Besides being good for us, there’s also something incredibly creative about handwriting. Like a fingerprint, it’s unique to you, and you alone. And when you recognize a loved one’s writing, you see them and hear their voice. You get a glimpse of them even when they aren’t there. It’s this glimpse that makes us comfortable enough open up about what’s lurking in our hearts and minds.
While the lost art of letter writing is unlikely to make a comeback, we don’t have to go along with the tide. Here are a few ideas to live more creatively through letter writing:
Postcards: They’ve got art, they’ve got a small space for a personal message, and they cost less to mail…what’s not to love about postcards? They’re not just for summer vacation either—buy a stack and send them to your friends to let them know you’re thinking about them.
Journal Swap: If mailing letters isn’t your thing, try connecting with your significant other or best friend through journal swapping. You only need a notebook, a pen, and a few minutes of time to share what’s going on with you. Pass it on and wait to receive a letter back to you. Think of it like expanding on your text message thread…except you can delve deeper into the conversation and have an awesome analog record of your amazing relationship.

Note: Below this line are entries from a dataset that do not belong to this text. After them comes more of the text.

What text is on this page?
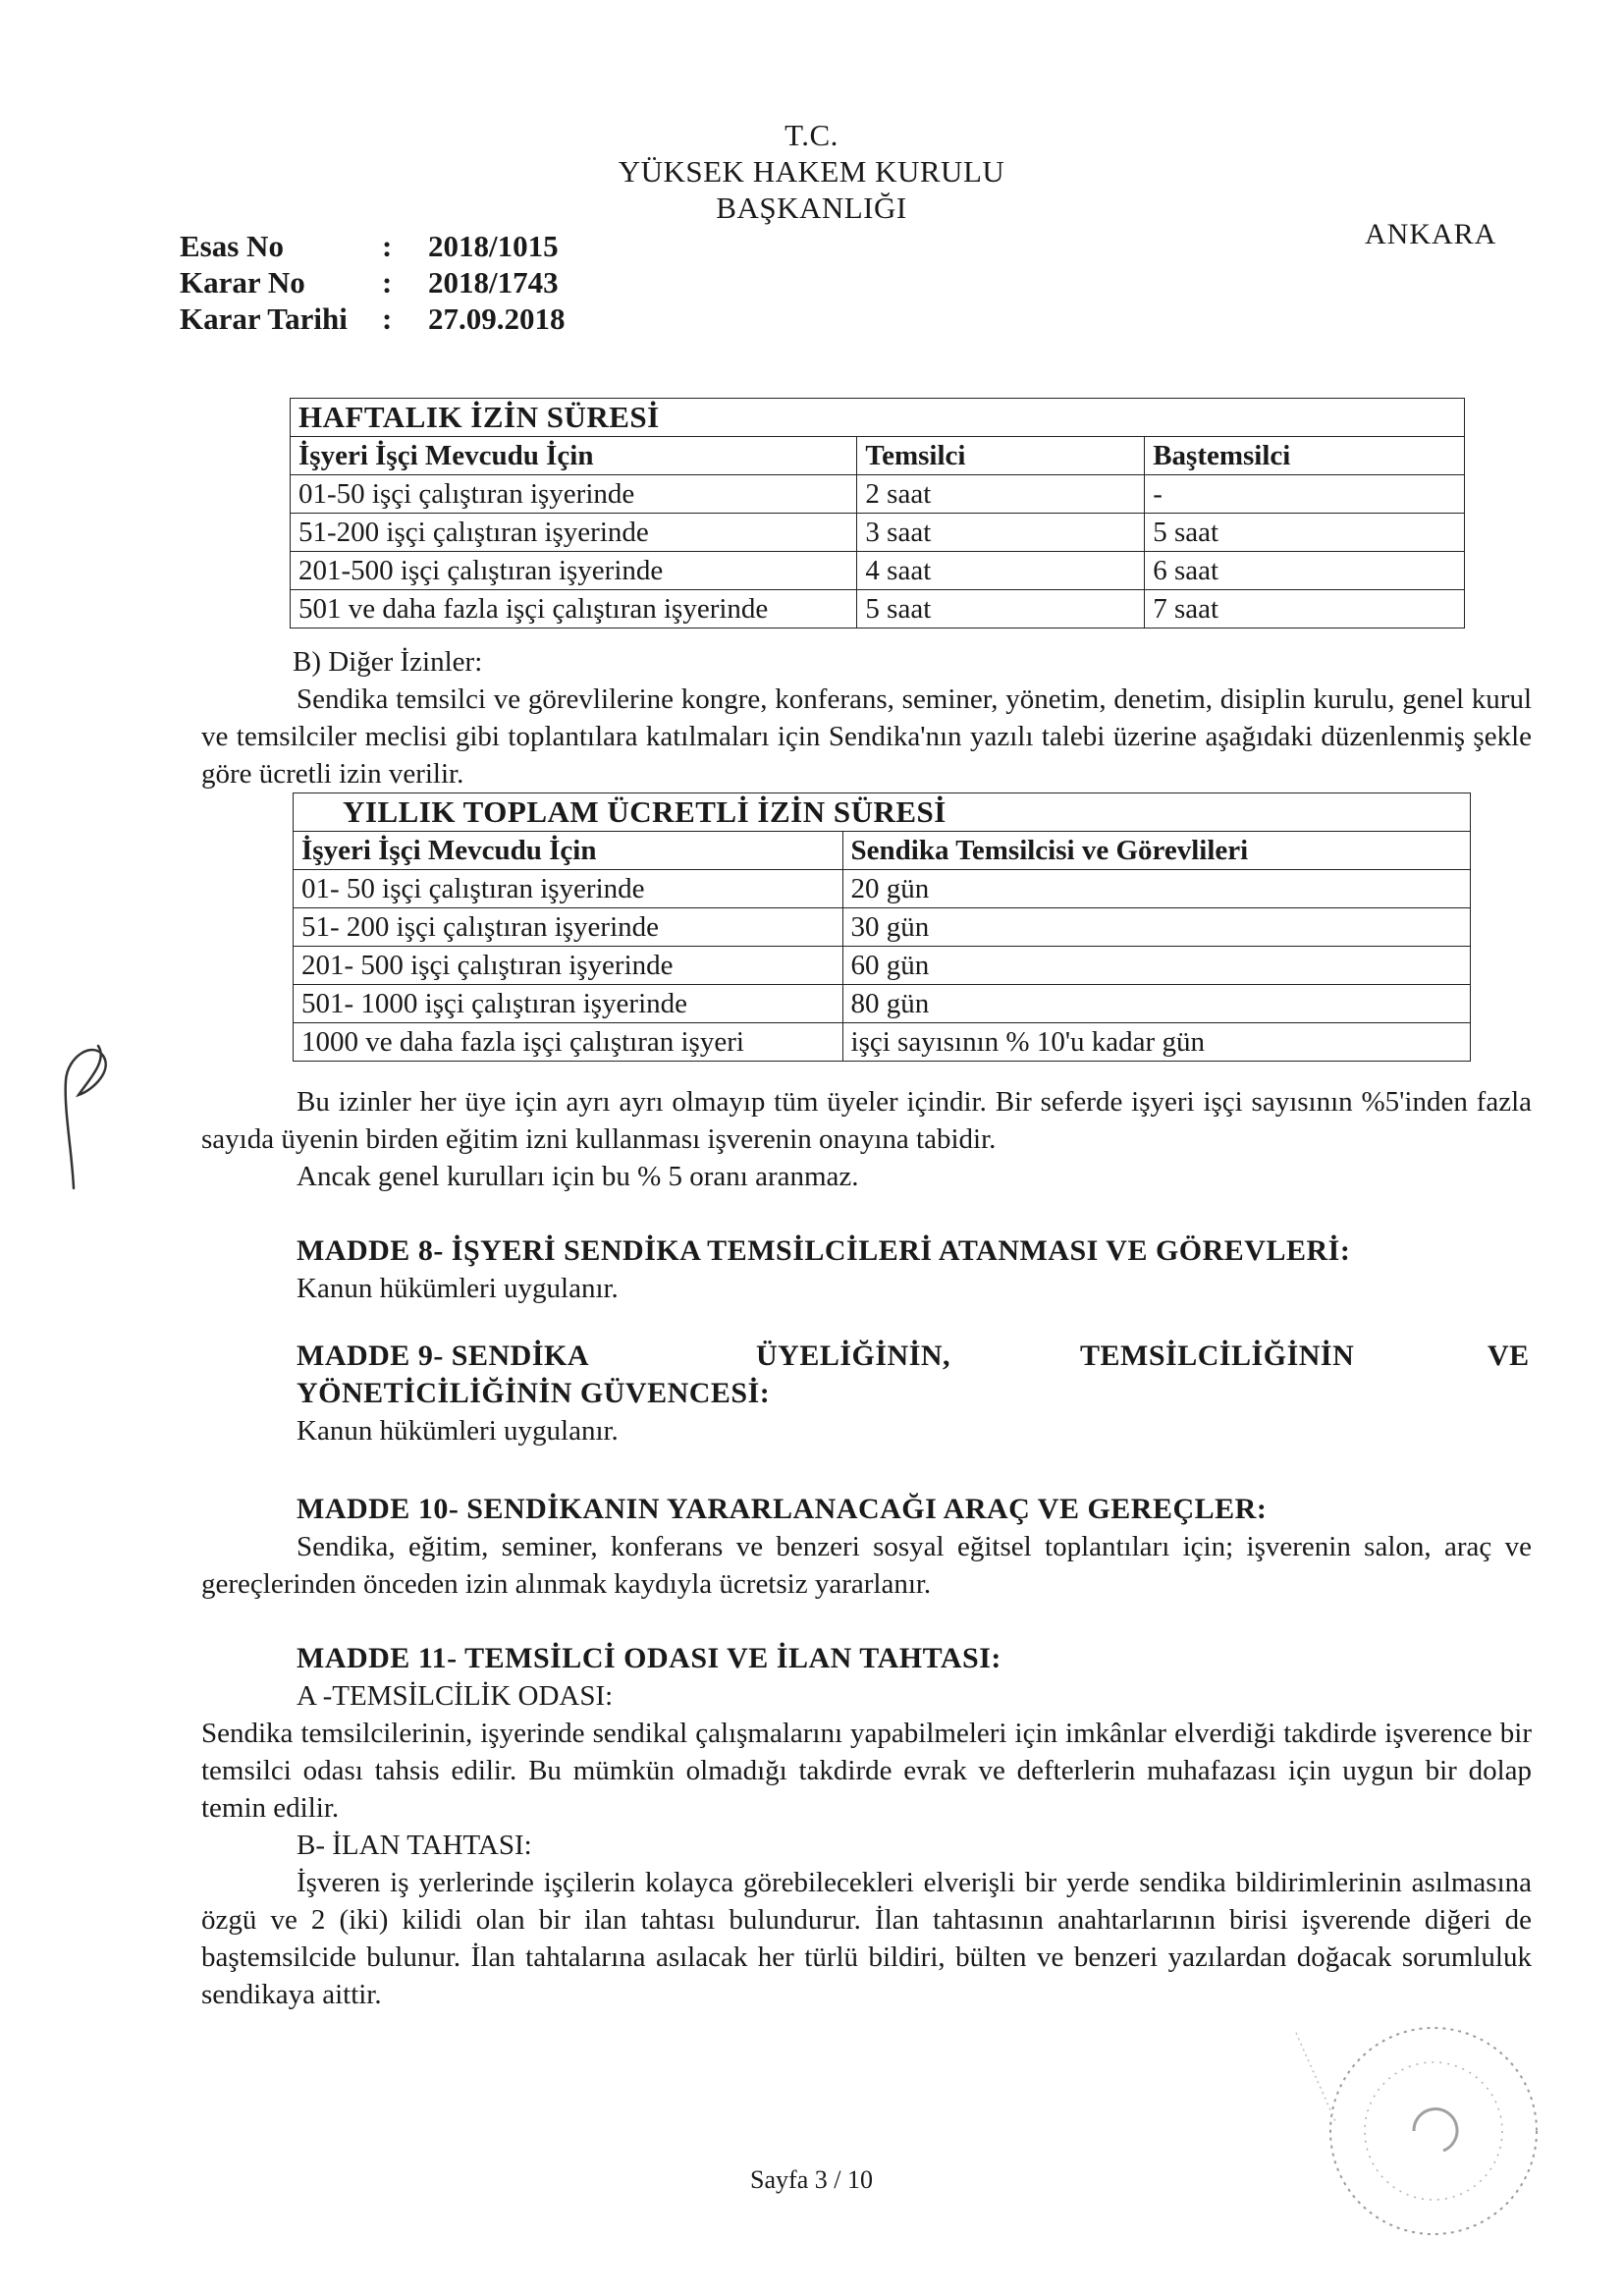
T.C.
YÜKSEK HAKEM KURULU
BAŞKANLIĞI
ANKARA
Esas No	:	2018/1015
Karar No	:	2018/1743
Karar Tarihi	:	27.09.2018
HAFTALIK İZİN SÜRESİ		
İşyeri İşçi Mevcudu İçin	Temsilci	Baştemsilci
01-50 işçi çalıştıran işyerinde	2 saat	-
51-200 işçi çalıştıran işyerinde	3 saat	5 saat
201-500 işçi çalıştıran işyerinde	4 saat	6 saat
501 ve daha fazla işçi çalıştıran işyerinde	5 saat	7 saat
B) Diğer İzinler:
Sendika temsilci ve görevlilerine kongre, konferans, seminer, yönetim, denetim, disiplin kurulu, genel kurul ve temsilciler meclisi gibi toplantılara katılmaları için Sendika'nın yazılı talebi üzerine aşağıdaki düzenlenmiş şekle göre ücretli izin verilir.
YILLIK TOPLAM ÜCRETLİ İZİN SÜRESİ	
İşyeri İşçi Mevcudu İçin	Sendika Temsilcisi ve Görevlileri
01- 50 işçi çalıştıran işyerinde	20 gün
51- 200 işçi çalıştıran işyerinde	30 gün
201- 500 işçi çalıştıran işyerinde	60 gün
501- 1000 işçi çalıştıran işyerinde	80 gün
1000 ve daha fazla işçi çalıştıran işyeri	işçi sayısının % 10'u kadar gün
Bu izinler her üye için ayrı ayrı olmayıp tüm üyeler içindir. Bir seferde işyeri işçi sayısının %5'inden fazla sayıda üyenin birden eğitim izni kullanması işverenin onayına tabidir.
Ancak genel kurulları için bu % 5 oranı aranmaz.
MADDE 8- İŞYERİ SENDİKA TEMSİLCİLERİ ATANMASI VE GÖREVLERİ:
Kanun hükümleri uygulanır.
MADDE 9- SENDİKA	ÜYELİĞİNİN,	TEMSİLCİLİĞİNİN	VE
YÖNETİCİLİĞİNİN GÜVENCESİ:
Kanun hükümleri uygulanır.
MADDE 10- SENDİKANIN YARARLANACAĞI ARAÇ VE GEREÇLER:
Sendika, eğitim, seminer, konferans ve benzeri sosyal eğitsel toplantıları için; işverenin salon, araç ve gereçlerinden önceden izin alınmak kaydıyla ücretsiz yararlanır.
MADDE 11- TEMSİLCİ ODASI VE İLAN TAHTASI:
A -TEMSİLCİLİK ODASI:
Sendika temsilcilerinin, işyerinde sendikal çalışmalarını yapabilmeleri için imkânlar elverdiği takdirde işverence bir temsilci odası tahsis edilir. Bu mümkün olmadığı takdirde evrak ve defterlerin muhafazası için uygun bir dolap temin edilir.
B- İLAN TAHTASI:
İşveren iş yerlerinde işçilerin kolayca görebilecekleri elverişli bir yerde sendika bildirimlerinin asılmasına özgü ve 2 (iki) kilidi olan bir ilan tahtası bulundurur. İlan tahtasının anahtarlarının birisi işverende diğeri de baştemsilcide bulunur. İlan tahtalarına asılacak her türlü bildiri, bülten ve benzeri yazılardan doğacak sorumluluk sendikaya aittir.
Sayfa 3 / 10
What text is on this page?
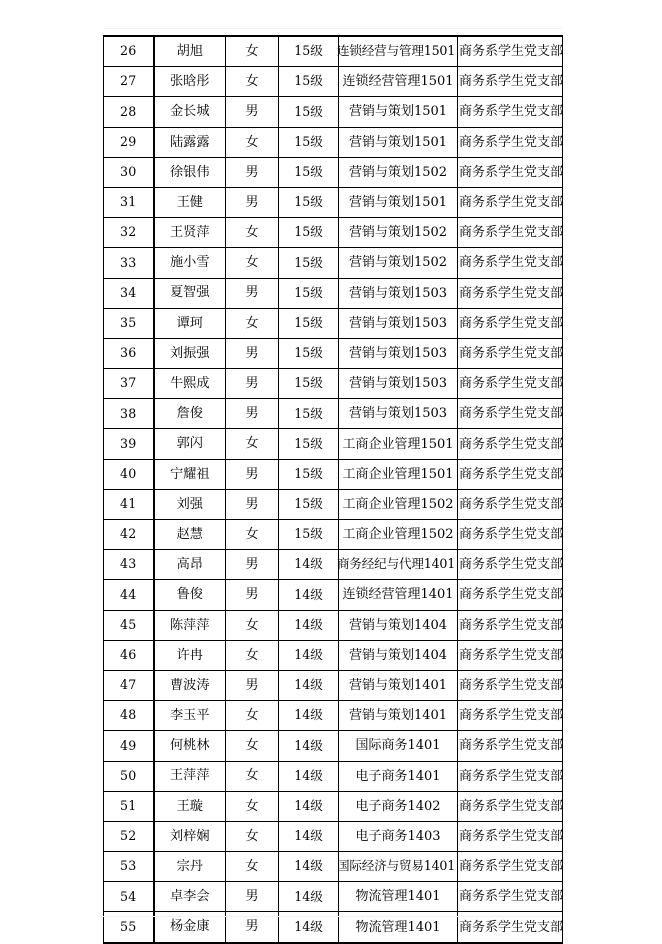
26	胡旭	女	15级	连锁经营与管理1501	商务系学生党支部
27	张晗彤	女	15级	连锁经营管理1501	商务系学生党支部
28	金长城	男	15级	营销与策划1501	商务系学生党支部
29	陆露露	女	15级	营销与策划1501	商务系学生党支部
30	徐银伟	男	15级	营销与策划1502	商务系学生党支部
31	王健	男	15级	营销与策划1501	商务系学生党支部
32	王贤萍	女	15级	营销与策划1502	商务系学生党支部
33	施小雪	女	15级	营销与策划1502	商务系学生党支部
34	夏智强	男	15级	营销与策划1503	商务系学生党支部
35	谭珂	女	15级	营销与策划1503	商务系学生党支部
36	刘振强	男	15级	营销与策划1503	商务系学生党支部
37	牛熙成	男	15级	营销与策划1503	商务系学生党支部
38	詹俊	男	15级	营销与策划1503	商务系学生党支部
39	郭闪	女	15级	工商企业管理1501	商务系学生党支部
40	宁耀祖	男	15级	工商企业管理1501	商务系学生党支部
41	刘强	男	15级	工商企业管理1502	商务系学生党支部
42	赵慧	女	15级	工商企业管理1502	商务系学生党支部
43	高昂	男	14级	商务经纪与代理1401	商务系学生党支部
44	鲁俊	男	14级	连锁经营管理1401	商务系学生党支部
45	陈萍萍	女	14级	营销与策划1404	商务系学生党支部
46	许冉	女	14级	营销与策划1404	商务系学生党支部
47	曹波涛	男	14级	营销与策划1401	商务系学生党支部
48	李玉平	女	14级	营销与策划1401	商务系学生党支部
49	何桃林	女	14级	国际商务1401	商务系学生党支部
50	王萍萍	女	14级	电子商务1401	商务系学生党支部
51	王璇	女	14级	电子商务1402	商务系学生党支部
52	刘梓娴	女	14级	电子商务1403	商务系学生党支部
53	宗丹	女	14级	国际经济与贸易1401	商务系学生党支部
54	卓李会	男	14级	物流管理1401	商务系学生党支部
55	杨金康	男	14级	物流管理1401	商务系学生党支部
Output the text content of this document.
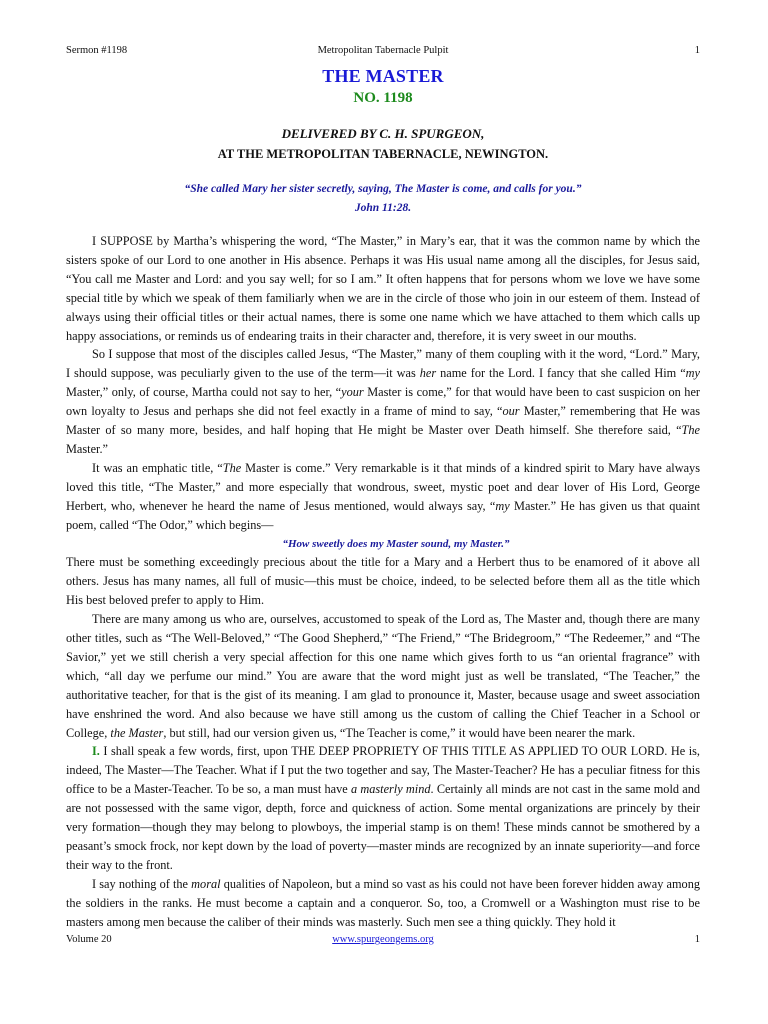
Sermon #1198	Metropolitan Tabernacle Pulpit	1
THE MASTER
NO. 1198
DELIVERED BY C. H. SPURGEON,
AT THE METROPOLITAN TABERNACLE, NEWINGTON.
“She called Mary her sister secretly, saying, The Master is come, and calls for you.”
John 11:28.

I SUPPOSE by Martha’s whispering the word, “The Master,” in Mary’s ear, that it was the common name by which the sisters spoke of our Lord to one another in His absence. Perhaps it was His usual name among all the disciples, for Jesus said, “You call me Master and Lord: and you say well; for so I am.” It often happens that for persons whom we love we have some special title by which we speak of them familiarly when we are in the circle of those who join in our esteem of them. Instead of always using their official titles or their actual names, there is some one name which we have attached to them which calls up happy associations, or reminds us of endearing traits in their character and, therefore, it is very sweet in our mouths.

So I suppose that most of the disciples called Jesus, “The Master,” many of them coupling with it the word, “Lord.” Mary, I should suppose, was peculiarly given to the use of the term—it was her name for the Lord. I fancy that she called Him “my Master,” only, of course, Martha could not say to her, “your Master is come,” for that would have been to cast suspicion on her own loyalty to Jesus and perhaps she did not feel exactly in a frame of mind to say, “our Master,” remembering that He was Master of so many more, besides, and half hoping that He might be Master over Death himself. She therefore said, “The Master.”

It was an emphatic title, “The Master is come.” Very remarkable is it that minds of a kindred spirit to Mary have always loved this title, “The Master,” and more especially that wondrous, sweet, mystic poet and dear lover of His Lord, George Herbert, who, whenever he heard the name of Jesus mentioned, would always say, “my Master.” He has given us that quaint poem, called “The Odor,” which begins—

“How sweetly does my Master sound, my Master.”

There must be something exceedingly precious about the title for a Mary and a Herbert thus to be enamored of it above all others. Jesus has many names, all full of music—this must be choice, indeed, to be selected before them all as the title which His best beloved prefer to apply to Him.

There are many among us who are, ourselves, accustomed to speak of the Lord as, The Master and, though there are many other titles, such as “The Well-Beloved,” “The Good Shepherd,” “The Friend,” “The Bridegroom,” “The Redeemer,” and “The Savior,” yet we still cherish a very special affection for this one name which gives forth to us “an oriental fragrance” with which, “all day we perfume our mind.” You are aware that the word might just as well be translated, “The Teacher,” the authoritative teacher, for that is the gist of its meaning. I am glad to pronounce it, Master, because usage and sweet association have enshrined the word. And also because we have still among us the custom of calling the Chief Teacher in a School or College, the Master, but still, had our version given us, “The Teacher is come,” it would have been nearer the mark.

I. I shall speak a few words, first, upon THE DEEP PROPRIETY OF THIS TITLE AS APPLIED TO OUR LORD. He is, indeed, The Master—The Teacher. What if I put the two together and say, The Master-Teacher? He has a peculiar fitness for this office to be a Master-Teacher. To be so, a man must have a masterly mind. Certainly all minds are not cast in the same mold and are not possessed with the same vigor, depth, force and quickness of action. Some mental organizations are princely by their very formation—though they may belong to plowboys, the imperial stamp is on them! These minds cannot be smothered by a peasant’s smock frock, nor kept down by the load of poverty—master minds are recognized by an innate superiority—and force their way to the front.

I say nothing of the moral qualities of Napoleon, but a mind so vast as his could not have been forever hidden away among the soldiers in the ranks. He must become a captain and a conqueror. So, too, a Cromwell or a Washington must rise to be masters among men because the caliber of their minds was masterly. Such men see a thing quickly. They hold it

Volume 20	www.spurgeongems.org	1
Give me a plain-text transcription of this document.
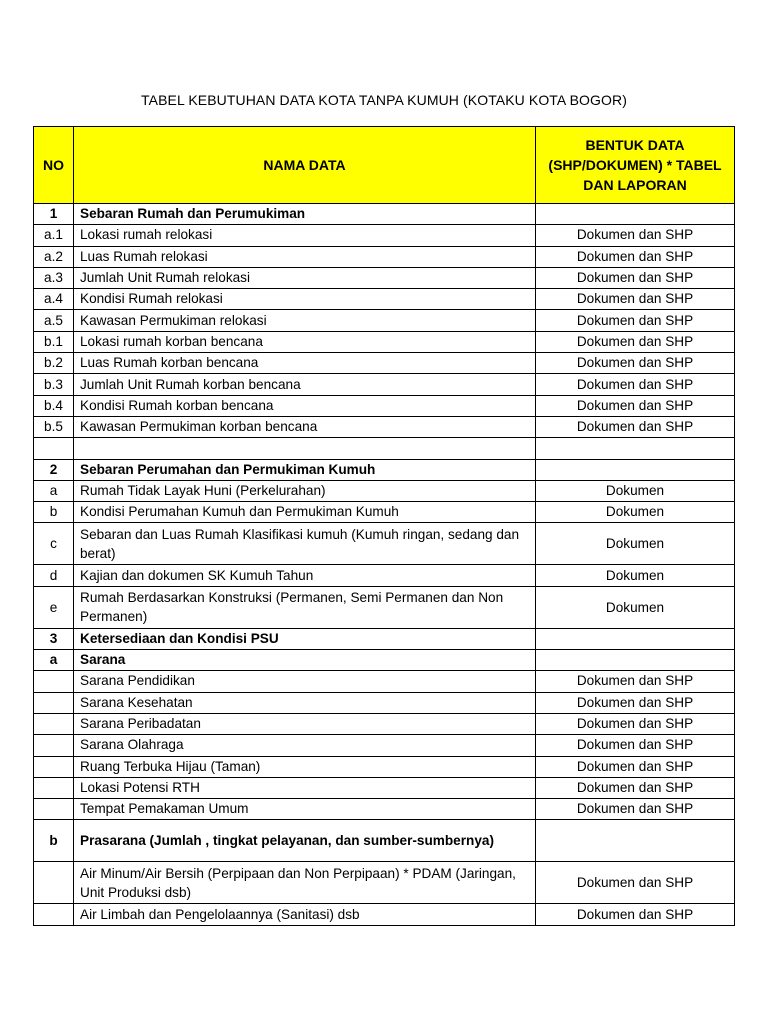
TABEL KEBUTUHAN DATA KOTA TANPA KUMUH (KOTAKU KOTA BOGOR)
NO	NAMA DATA	BENTUK DATA (SHP/DOKUMEN) * TABEL DAN LAPORAN
1	Sebaran Rumah dan Perumukiman	
a.1	Lokasi rumah relokasi	Dokumen dan SHP
a.2	Luas Rumah relokasi	Dokumen dan SHP
a.3	Jumlah Unit Rumah relokasi	Dokumen dan SHP
a.4	Kondisi Rumah relokasi	Dokumen dan SHP
a.5	Kawasan Permukiman relokasi	Dokumen dan SHP
b.1	Lokasi rumah korban bencana	Dokumen dan SHP
b.2	Luas Rumah korban bencana	Dokumen dan SHP
b.3	Jumlah Unit Rumah korban bencana	Dokumen dan SHP
b.4	Kondisi Rumah korban bencana	Dokumen dan SHP
b.5	Kawasan Permukiman korban bencana	Dokumen dan SHP

2	Sebaran Perumahan dan Permukiman Kumuh	
a	Rumah Tidak Layak Huni (Perkelurahan)	Dokumen
b	Kondisi Perumahan Kumuh dan Permukiman Kumuh	Dokumen
c	Sebaran dan Luas Rumah Klasifikasi kumuh (Kumuh ringan, sedang dan berat)	Dokumen
d	Kajian dan dokumen SK Kumuh Tahun	Dokumen
e	Rumah Berdasarkan Konstruksi (Permanen, Semi Permanen dan Non Permanen)	Dokumen
3	Ketersediaan dan Kondisi PSU	
a	Sarana	
	Sarana Pendidikan	Dokumen dan SHP
	Sarana Kesehatan	Dokumen dan SHP
	Sarana Peribadatan	Dokumen dan SHP
	Sarana Olahraga	Dokumen dan SHP
	Ruang Terbuka Hijau (Taman)	Dokumen dan SHP
	Lokasi Potensi RTH	Dokumen dan SHP
	Tempat Pemakaman Umum	Dokumen dan SHP
b	Prasarana (Jumlah , tingkat pelayanan, dan sumber-sumbernya)	
	Air Minum/Air Bersih (Perpipaan dan Non Perpipaan) * PDAM (Jaringan, Unit Produksi dsb)	Dokumen dan SHP
	Air Limbah dan Pengelolaannya (Sanitasi) dsb	Dokumen dan SHP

Create a Personal Letter Journal: Letter writing can be a solo act too. Part of a journaling practice might be writing letters to your past or future self, or it can be a letter that you write to someone you know, but never intend to send.
Everyone is busy these days, but taking up a letter writing practice can be an inspiring way to add creativity to your life. If you’d like to get started, here are some of my favorite resources:
Journals and Notebooks: Rifle Paper Co. has some of the loveliest notebooks and journals in various sizes and styles.
Pretty Postage: Stamps don’t just feature flags anymore. If you check out the USPS website, you’ll see a ton of options, including Disney villains, Andrew Wyeth paintings, sharks, Wonder Woman, Star Trek, botanicals, and Janis Joplin commemorative stamps, just to name a few. You can also create custom postage stamps with a personal photo.